Blue anhydrite masses. From Naica, Chihuahua, Mexico. Ruler shows both centimeters and inches. (Image by W.S. Cordua.)

Formula: CaSO4 Orthorhombic


Anhydrite is a relatively common mineral usually formed as a chemical precipitate from saline water  in limestone, dolostone, and salt beds. Its presence is obscured by its tendency to dissolve or be altered to gypsum when exposed to groundwater or surface weathering. Its true extent is most often documented in areas that have been drilled extensively during petroleum exploration. The author contends that anhydrite may be widespread in Wisconsin within such rocks as the Prairie du Chien group, but that insufficient subsurface exploration has been done to document its presence. Anhydrite can also be found as a hydrothermal mineral or as late stage mineral within igneous rocks.

MARATHON COUNTY: Anhydrite forms rare small inclusions in quartz in pockets in the pegmatites of the Wausau pluton such as are exposed in the “rotten granite” quarries in Sec. 19 and 20 T.28N R.7E., south of Rib Mountain (Falster, 1987; Falster et al., 2000).

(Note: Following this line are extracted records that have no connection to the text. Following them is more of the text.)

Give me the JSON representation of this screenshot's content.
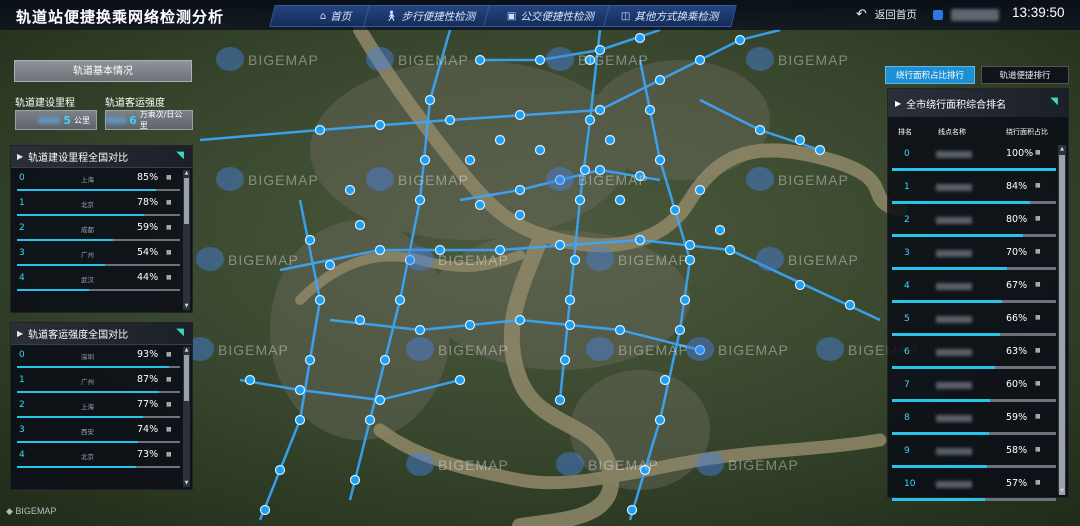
{
  "header": {
    "title": "轨道站便捷换乘网络检测分析",
    "tabs": [
      {
        "label": "首页",
        "icon": "home-icon"
      },
      {
        "label": "步行便捷性检测",
        "icon": "walk-icon"
      },
      {
        "label": "公交便捷性检测",
        "icon": "bus-icon"
      },
      {
        "label": "其他方式换乘检测",
        "icon": "car-icon"
      }
    ],
    "back_label": "返回首页",
    "clock": "13:39:50"
  },
  "map": {
    "watermark": "BIGEMAP",
    "bottom_logo": "BIGEMAP"
  },
  "rail_basic": {
    "title": "轨道基本情况",
    "length_label": "轨道建设里程",
    "intensity_label": "轨道客运强度",
    "length_value": "5",
    "length_unit": "公里",
    "intensity_value": "6",
    "intensity_unit": "万乘次/日公里"
  },
  "rank_length": {
    "title": "轨道建设里程全国对比",
    "rows": [
      {
        "idx": "0",
        "city": "上海",
        "pct": "85%",
        "value": 0.85
      },
      {
        "idx": "1",
        "city": "北京",
        "pct": "78%",
        "value": 0.78
      },
      {
        "idx": "2",
        "city": "成都",
        "pct": "59%",
        "value": 0.59
      },
      {
        "idx": "3",
        "city": "广州",
        "pct": "54%",
        "value": 0.54
      },
      {
        "idx": "4",
        "city": "武汉",
        "pct": "44%",
        "value": 0.44
      }
    ]
  },
  "rank_intensity": {
    "title": "轨道客运强度全国对比",
    "rows": [
      {
        "idx": "0",
        "city": "深圳",
        "pct": "93%",
        "value": 0.93
      },
      {
        "idx": "1",
        "city": "广州",
        "pct": "87%",
        "value": 0.87
      },
      {
        "idx": "2",
        "city": "上海",
        "pct": "77%",
        "value": 0.77
      },
      {
        "idx": "3",
        "city": "西安",
        "pct": "74%",
        "value": 0.74
      },
      {
        "idx": "4",
        "city": "北京",
        "pct": "73%",
        "value": 0.73
      }
    ]
  },
  "right": {
    "tabs": [
      "绕行面积占比排行",
      "轨道便捷排行"
    ],
    "active_tab": 0,
    "panel_title": "全市绕行面积综合排名",
    "col_rank": "排名",
    "col_name": "线点名称",
    "col_ratio": "绕行面积占比",
    "rows": [
      {
        "idx": "0",
        "pct": "100%",
        "value": 1.0
      },
      {
        "idx": "1",
        "pct": "84%",
        "value": 0.84
      },
      {
        "idx": "2",
        "pct": "80%",
        "value": 0.8
      },
      {
        "idx": "3",
        "pct": "70%",
        "value": 0.7
      },
      {
        "idx": "4",
        "pct": "67%",
        "value": 0.67
      },
      {
        "idx": "5",
        "pct": "66%",
        "value": 0.66
      },
      {
        "idx": "6",
        "pct": "63%",
        "value": 0.63
      },
      {
        "idx": "7",
        "pct": "60%",
        "value": 0.6
      },
      {
        "idx": "8",
        "pct": "59%",
        "value": 0.59
      },
      {
        "idx": "9",
        "pct": "58%",
        "value": 0.58
      },
      {
        "idx": "10",
        "pct": "57%",
        "value": 0.57
      }
    ]
  },
  "colors": {
    "accent": "#27c3e8",
    "tab_active": "#1d8fd3",
    "flag": "#37e0b8",
    "route": "#3aa8ff"
  }
}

RUSK COUNTY: Anhydrite and gypsum occur with serpentine, chlorite and carbonates in an unusual metamorphosed mafic tuff in the Eisenbrey deposit, north of Ladysmith (NW sec. 17 T.35N. R.6W.) (May, 1996).

SAUK COUNTY: Adams (1978) reports bladed and lobate pores in the Oneota dolostone in the Madison area, which he suggests could be from dissolution of evaporitic anhydrite.